The continuation for an interpreter call result uses register 0, but
if the caller uses a dynamic link, the continuation first pops its
frame via the dynamic link...using a temporary register that is
guaranteed to be register 0 since it's the first one the register
allocator hands out.  The code sequence looks something like this:

;; (interpreter-call:cache-reference label-10 (register #x24) #f)
(mov q (r 2) (r 1))
(call (@ro 6 #xd0))
;; (continuation-entry label-10)
(word u #xfffc)
(block-offset label-10)
label-10:
;; (assign (register #x25) (post-increment (register 4) 1))
(pop q (r 0))
;; (assign (register #x26) (object->address (register #x25)))
(and q (r 0) (r 5))
;; (assign (offset (register 6) (machine-constant 4)) (register #x26))
(mov q (@ro 6 #x20) (r 0))
;; (assign (register #x23) (register 0))
(jmp (@pcr label-13))

On entry to the continuation, register 0 holds the value we want,
chosen as a machine alias for pseudo-register #x23 in the procedure
body, but the first thing the continuation does is pop the dynamic
link into register 0, ruining the party.

This is rather tricky to trigger because it turns out in _non-error_
cases, compiled code never asks the interpreter to evaluate a cache
reference that will return a value.  But you can trigger this by
referencing an unassigned variable and invoking a restart, which does
cause the cache reference to return a value:

;; Unassigned, so compiled code will ask interpreter for help.
(define null)

;; Recursive procedure for which the compiler uses a dynamic link.
(define (map f l)
  (let loop ((l l))
    (if (pair? l)
        (cons (f (car l)) (loop (cdr l)))
        null)))

;; Invoke the restart that will return from the cache reference with
;; a value.
(bind-condition-handler (list condition-type:unassigned-variable)
    (lambda (condition)
      condition
      (use-value '()))
  (lambda ()
    (map + '(1 2 3))))
;Value: (1 2 3 . #[false 15 #xea9c18])

Here #[false 15 #xea9c18] is the (detagged) dynamic link, a pointer
into the stack, not the result we wanted at all.

5 years agoMake entries point to _after_ the PC offset.
Taylor R Campbell [Mon, 31 Dec 2018 21:08:22 +0000 (21:08 +0000)]
Make entries point to _after_ the PC offset.

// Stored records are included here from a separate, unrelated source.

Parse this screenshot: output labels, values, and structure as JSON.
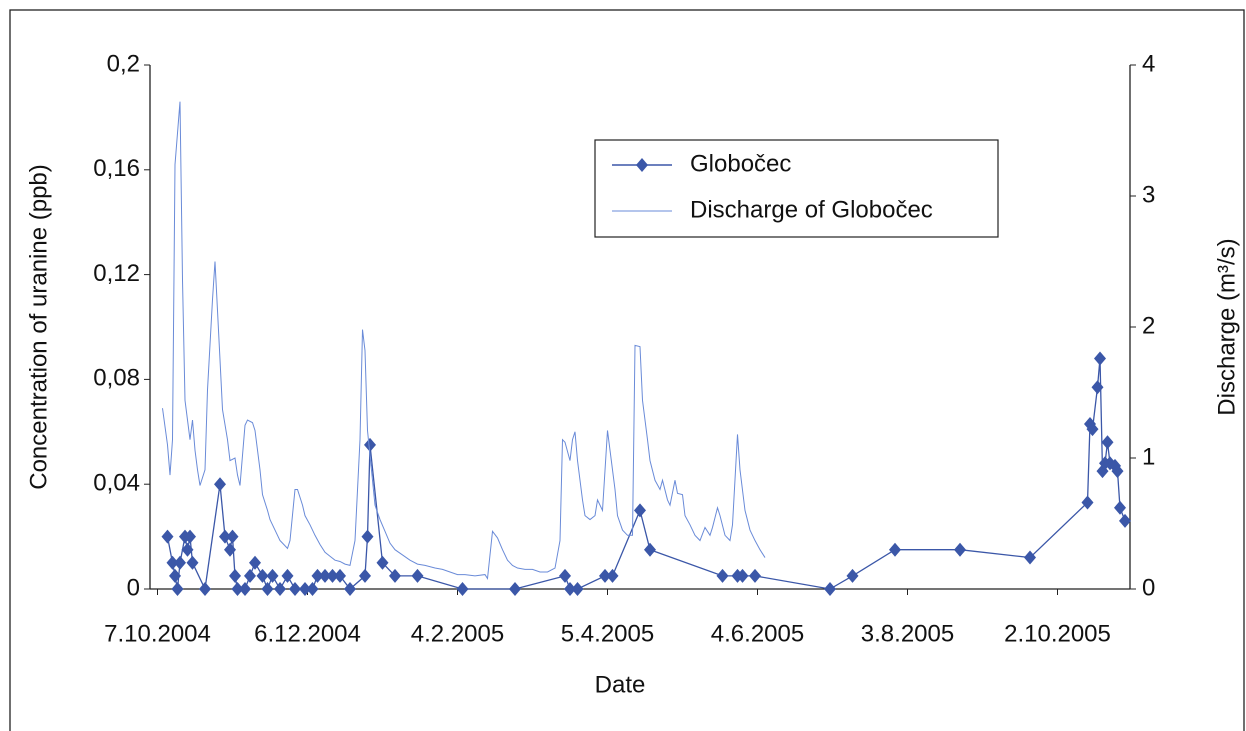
{
  "chart_data": {
    "type": "line",
    "x_label": "Date",
    "y_label": "Concentration of uranine (ppb)",
    "y2_label": "Discharge (m³/s)",
    "xlim": [
      "2004-10-04",
      "2005-10-31"
    ],
    "xticks": [
      {
        "value": "2004-10-07",
        "label": "7.10.2004"
      },
      {
        "value": "2004-12-06",
        "label": "6.12.2004"
      },
      {
        "value": "2005-02-04",
        "label": "4.2.2005"
      },
      {
        "value": "2005-04-05",
        "label": "5.4.2005"
      },
      {
        "value": "2005-06-04",
        "label": "4.6.2005"
      },
      {
        "value": "2005-08-03",
        "label": "3.8.2005"
      },
      {
        "value": "2005-10-02",
        "label": "2.10.2005"
      }
    ],
    "ylim": [
      0,
      0.2
    ],
    "yticks": [
      0,
      {
        "value": 0.04,
        "label": "0,04"
      },
      {
        "value": 0.08,
        "label": "0,08"
      },
      {
        "value": 0.12,
        "label": "0,12"
      },
      {
        "value": 0.16,
        "label": "0,16"
      },
      {
        "value": 0.2,
        "label": "0,2"
      }
    ],
    "y2lim": [
      0,
      4
    ],
    "y2ticks": [
      0,
      1,
      2,
      3,
      4
    ],
    "series": [
      {
        "name": "Globočec",
        "color": "#3b57a8",
        "markers": true,
        "x": [
          "2004-10-11",
          "2004-10-13",
          "2004-10-14",
          "2004-10-15",
          "2004-10-16",
          "2004-10-18",
          "2004-10-19",
          "2004-10-20",
          "2004-10-21",
          "2004-10-26",
          "2004-11-01",
          "2004-11-03",
          "2004-11-05",
          "2004-11-06",
          "2004-11-07",
          "2004-11-08",
          "2004-11-11",
          "2004-11-13",
          "2004-11-15",
          "2004-11-18",
          "2004-11-20",
          "2004-11-22",
          "2004-11-25",
          "2004-11-28",
          "2004-12-01",
          "2004-12-05",
          "2004-12-08",
          "2004-12-10",
          "2004-12-13",
          "2004-12-16",
          "2004-12-19",
          "2004-12-23",
          "2004-12-29",
          "2004-12-30",
          "2004-12-31",
          "2005-01-05",
          "2005-01-10",
          "2005-01-19",
          "2005-02-06",
          "2005-02-27",
          "2005-03-19",
          "2005-03-21",
          "2005-03-24",
          "2005-04-04",
          "2005-04-07",
          "2005-04-18",
          "2005-04-22",
          "2005-05-21",
          "2005-05-27",
          "2005-05-29",
          "2005-06-03",
          "2005-07-03",
          "2005-07-12",
          "2005-07-29",
          "2005-08-24",
          "2005-09-21",
          "2005-10-14",
          "2005-10-15",
          "2005-10-16",
          "2005-10-18",
          "2005-10-19",
          "2005-10-20",
          "2005-10-21",
          "2005-10-22",
          "2005-10-23",
          "2005-10-25",
          "2005-10-26",
          "2005-10-27",
          "2005-10-29"
        ],
        "values": [
          0.02,
          0.01,
          0.005,
          0,
          0.01,
          0.02,
          0.015,
          0.02,
          0.01,
          0,
          0.04,
          0.02,
          0.015,
          0.02,
          0.005,
          0,
          0,
          0.005,
          0.01,
          0.005,
          0,
          0.005,
          0,
          0.005,
          0,
          0,
          0,
          0.005,
          0.005,
          0.005,
          0.005,
          0,
          0.005,
          0.02,
          0.055,
          0.01,
          0.005,
          0.005,
          0,
          0,
          0.005,
          0,
          0,
          0.005,
          0.005,
          0.03,
          0.015,
          0.005,
          0.005,
          0.005,
          0.005,
          0,
          0.005,
          0.015,
          0.015,
          0.012,
          0.033,
          0.063,
          0.061,
          0.077,
          0.088,
          0.045,
          0.048,
          0.056,
          0.048,
          0.047,
          0.045,
          0.031,
          0.026
        ]
      },
      {
        "name": "Discharge of Globočec",
        "color": "#6a8bd8",
        "axis": "y2",
        "markers": false,
        "x": [
          "2004-10-09",
          "2004-10-11",
          "2004-10-12",
          "2004-10-13",
          "2004-10-14",
          "2004-10-16",
          "2004-10-17",
          "2004-10-18",
          "2004-10-20",
          "2004-10-21",
          "2004-10-22",
          "2004-10-23",
          "2004-10-24",
          "2004-10-26",
          "2004-10-27",
          "2004-10-29",
          "2004-10-30",
          "2004-11-01",
          "2004-11-02",
          "2004-11-04",
          "2004-11-05",
          "2004-11-07",
          "2004-11-08",
          "2004-11-09",
          "2004-11-11",
          "2004-11-12",
          "2004-11-14",
          "2004-11-15",
          "2004-11-17",
          "2004-11-18",
          "2004-11-20",
          "2004-11-21",
          "2004-11-23",
          "2004-11-25",
          "2004-11-26",
          "2004-11-28",
          "2004-11-29",
          "2004-12-01",
          "2004-12-02",
          "2004-12-04",
          "2004-12-05",
          "2004-12-07",
          "2004-12-09",
          "2004-12-11",
          "2004-12-13",
          "2004-12-15",
          "2004-12-17",
          "2004-12-19",
          "2004-12-21",
          "2004-12-23",
          "2004-12-25",
          "2004-12-27",
          "2004-12-28",
          "2004-12-29",
          "2004-12-30",
          "2005-01-01",
          "2005-01-02",
          "2005-01-04",
          "2005-01-06",
          "2005-01-08",
          "2005-01-10",
          "2005-01-13",
          "2005-01-16",
          "2005-01-19",
          "2005-01-22",
          "2005-01-26",
          "2005-01-29",
          "2005-02-01",
          "2005-02-04",
          "2005-02-07",
          "2005-02-11",
          "2005-02-15",
          "2005-02-16",
          "2005-02-18",
          "2005-02-20",
          "2005-02-22",
          "2005-02-24",
          "2005-02-26",
          "2005-02-28",
          "2005-03-03",
          "2005-03-06",
          "2005-03-09",
          "2005-03-12",
          "2005-03-15",
          "2005-03-17",
          "2005-03-18",
          "2005-03-19",
          "2005-03-21",
          "2005-03-22",
          "2005-03-23",
          "2005-03-24",
          "2005-03-26",
          "2005-03-27",
          "2005-03-29",
          "2005-03-31",
          "2005-04-01",
          "2005-04-03",
          "2005-04-05",
          "2005-04-06",
          "2005-04-08",
          "2005-04-09",
          "2005-04-11",
          "2005-04-13",
          "2005-04-15",
          "2005-04-16",
          "2005-04-18",
          "2005-04-19",
          "2005-04-21",
          "2005-04-22",
          "2005-04-24",
          "2005-04-26",
          "2005-04-27",
          "2005-04-29",
          "2005-04-30",
          "2005-05-02",
          "2005-05-03",
          "2005-05-05",
          "2005-05-06",
          "2005-05-08",
          "2005-05-10",
          "2005-05-12",
          "2005-05-14",
          "2005-05-16",
          "2005-05-17",
          "2005-05-19",
          "2005-05-20",
          "2005-05-22",
          "2005-05-24",
          "2005-05-25",
          "2005-05-27",
          "2005-05-28",
          "2005-05-30",
          "2005-06-01",
          "2005-06-03",
          "2005-06-05",
          "2005-06-07"
        ],
        "values": [
          1.38,
          1.1,
          0.87,
          1.14,
          3.24,
          3.72,
          2.36,
          1.44,
          1.14,
          1.29,
          1.06,
          0.91,
          0.79,
          0.91,
          1.52,
          2.21,
          2.5,
          1.75,
          1.37,
          1.14,
          0.98,
          1.0,
          0.87,
          0.79,
          1.25,
          1.29,
          1.27,
          1.21,
          0.91,
          0.72,
          0.6,
          0.53,
          0.45,
          0.37,
          0.35,
          0.31,
          0.37,
          0.76,
          0.76,
          0.64,
          0.56,
          0.49,
          0.41,
          0.34,
          0.28,
          0.25,
          0.22,
          0.21,
          0.19,
          0.18,
          0.37,
          1.14,
          1.98,
          1.82,
          1.21,
          0.83,
          0.64,
          0.53,
          0.44,
          0.35,
          0.3,
          0.26,
          0.22,
          0.19,
          0.18,
          0.16,
          0.15,
          0.13,
          0.11,
          0.11,
          0.1,
          0.11,
          0.08,
          0.44,
          0.39,
          0.3,
          0.22,
          0.18,
          0.16,
          0.15,
          0.15,
          0.13,
          0.13,
          0.16,
          0.37,
          1.14,
          1.12,
          0.98,
          1.14,
          1.2,
          0.98,
          0.68,
          0.56,
          0.53,
          0.56,
          0.68,
          0.6,
          1.21,
          1.06,
          0.76,
          0.56,
          0.45,
          0.41,
          0.41,
          1.86,
          1.85,
          1.44,
          1.14,
          0.98,
          0.83,
          0.76,
          0.83,
          0.68,
          0.64,
          0.83,
          0.73,
          0.72,
          0.56,
          0.49,
          0.41,
          0.37,
          0.47,
          0.41,
          0.47,
          0.62,
          0.56,
          0.41,
          0.37,
          0.49,
          1.18,
          0.91,
          0.6,
          0.45,
          0.37,
          0.3,
          0.24
        ]
      }
    ]
  }
}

This saves a jump in closure headers, and makes non-closure entries
have a nice PC offset of 0 rather than an awkward PC offset of 8.
However, this causes all indirect calls to have an additional offset
of -8 in the addressing mode -- not clear yet how much this hurts.

WARNING: This changes the amd64 compiled code interface so that new
compiled code requires a new microcode and vice versa.  Further, you
must set compiler:cross-compiling? to #t to compile the system,
because compiled code block offsets are now in a different place
relative to compiled entries, so the native fasdumper of an old
microcode can't handle compiled entries produced by a new compiler.

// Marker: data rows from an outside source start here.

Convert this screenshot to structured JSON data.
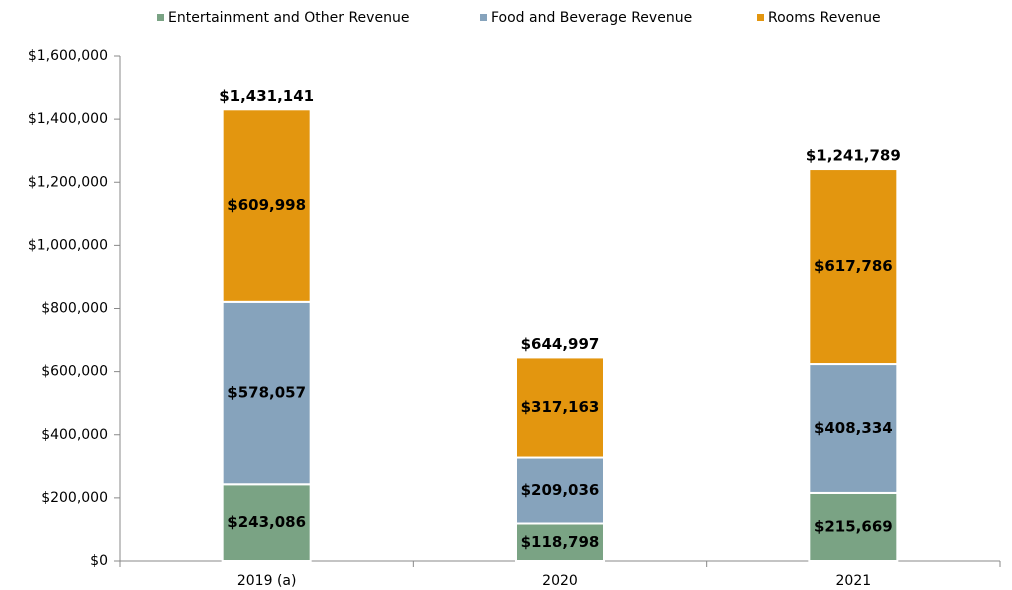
{
  "chart_data": {
    "type": "stacked_bar",
    "categories": [
      "2019 (a)",
      "2020",
      "2021"
    ],
    "series": [
      {
        "name": "Entertainment and Other Revenue",
        "color": "#7aa384",
        "values": [
          243086,
          118798,
          215669
        ],
        "value_labels": [
          "$243,086",
          "$118,798",
          "$215,669"
        ]
      },
      {
        "name": "Food and Beverage Revenue",
        "color": "#86a3bc",
        "values": [
          578057,
          209036,
          408334
        ],
        "value_labels": [
          "$578,057",
          "$209,036",
          "$408,334"
        ]
      },
      {
        "name": "Rooms Revenue",
        "color": "#e3960f",
        "values": [
          609998,
          317163,
          617786
        ],
        "value_labels": [
          "$609,998",
          "$317,163",
          "$617,786"
        ]
      }
    ],
    "totals": [
      1431141,
      644997,
      1241789
    ],
    "total_labels": [
      "$1,431,141",
      "$644,997",
      "$1,241,789"
    ],
    "ylim": [
      0,
      1600000
    ],
    "yticks": [
      {
        "value": 0,
        "label": "$0"
      },
      {
        "value": 200000,
        "label": "$200,000"
      },
      {
        "value": 400000,
        "label": "$400,000"
      },
      {
        "value": 600000,
        "label": "$600,000"
      },
      {
        "value": 800000,
        "label": "$800,000"
      },
      {
        "value": 1000000,
        "label": "$1,000,000"
      },
      {
        "value": 1200000,
        "label": "$1,200,000"
      },
      {
        "value": 1400000,
        "label": "$1,400,000"
      },
      {
        "value": 1600000,
        "label": "$1,600,000"
      }
    ],
    "legend": "top"
  }
}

5 years agoLoad the fallback into rax so caller needs no conditional branch.
Taylor R Campbell [Wed, 2 Jan 2019 06:10:52 +0000 (06:10 +0000)]
Load the fallback into rax so caller needs no conditional branch.

WARNING: This changes the amd64 compiled code interface so that new
compiled code requires a new microcode.  (However, a new microcode
should handle old compiled code without trouble, since old compiled
code treats rax as garbage at this point, and LEA does not affect
flags.)

5 years agoUse BTS to affix single-bit type tags.
Taylor R Campbell [Mon, 31 Dec 2018 20:32:37 +0000 (20:32 +0000)]
Use BTS to affix single-bit type tags.